Color blindness reference, here’s a regular color wheel illustration:

Color wheel

Deuteranomaly is a red-green color-blindness. Affects 5.35% of the population.

Color wheel as seen with someone with Deuteranomaly

Protanomaly means a missing the L-cone, different intensities of red light. Affects 1.11% of the population.

Color wheel as seen with Protanomaly

Deuteranopia is a red-green color blindness due to missing M-cone. Affects 1.1% of the population.

Color wheel seen with Deuteranopia

Protanopia is a type of red-green color-blindness. Affects 1.03% of the population.

Color wheel as seen with Protanopia

Tritanopia is a blue-yellow colorblindness due to missing S-cone. Affects <1% of the population.

Color wheel seen with Tritanopia

Achromatopsia is rod monochromacy. Affects 0.003% of the population.

Color wheel seen with Achromatopsia

Why build Colorfuzz

I built Colorfuzz for a few reasons. A couple of them:

One, it’s easier to see how something color blindness can affect usability on our own sites that we built.

Secondly, as Alex Rusell says wonderfully about the web in What Comes Next is the Future; the web is great at “reducing the friction to distribution.”
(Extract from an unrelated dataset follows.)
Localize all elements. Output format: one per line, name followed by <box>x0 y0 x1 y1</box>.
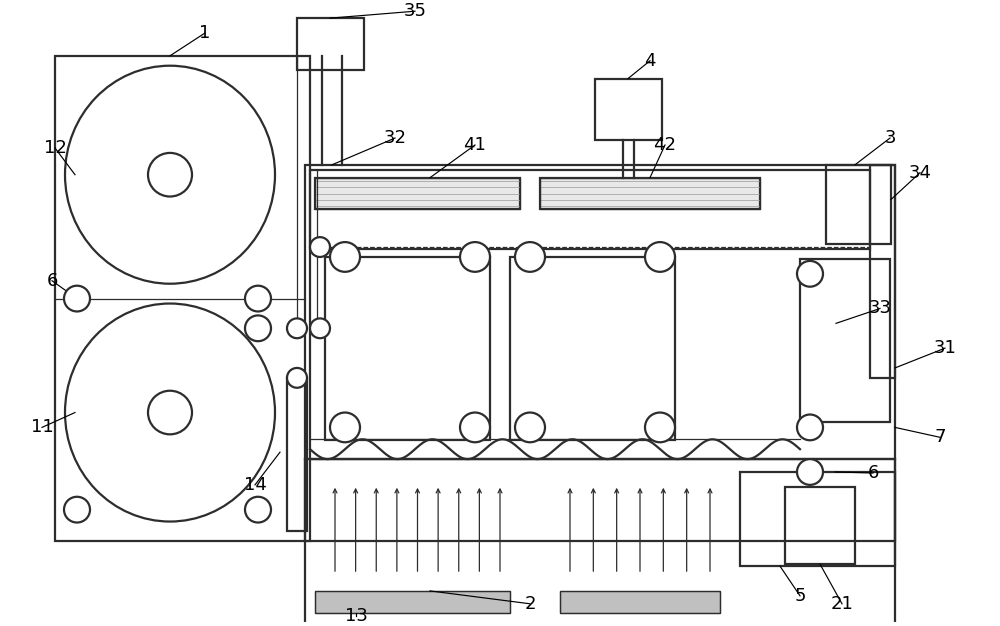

That means using something that one could use and share quickly with a click or a link, easily wins over something that involves installing or setting up before they can use. And maybe if it is that easy to use, it helps accessibility advocates convince others on their teams to build more open sites.

Browser support

Colorfuzz makes use of iframes, JavaScript, and SVG filters.

Iframes

Colorfuzz makes use of pulling in sites for testing via an iframe. In the old days, web authors could use a JavaScript pop-out script to block sites from locking them into an frame. Now, there’s server level prevention with X-Frame-OPtions HTTP response headers.

You probably won’t get a site to load if it’s a site like Amazon.com or Microsoft.com or any site that wants to avoid clickjacking. Which is, like, every site really.

SVG filters

Using SVG filters, support is universal. The speed in which the filters are applied may be determined by your machine speed or browser rendering time. I’ve noticed extreme lag on mobile devices. More on this soon!

[caniuse feature=”svg-filters”]

JavaScript

Makes light use of JavaScript for the user experience/user interface. Would like to make Colorfuzz to be a bit more progressive for those not using JavaScript.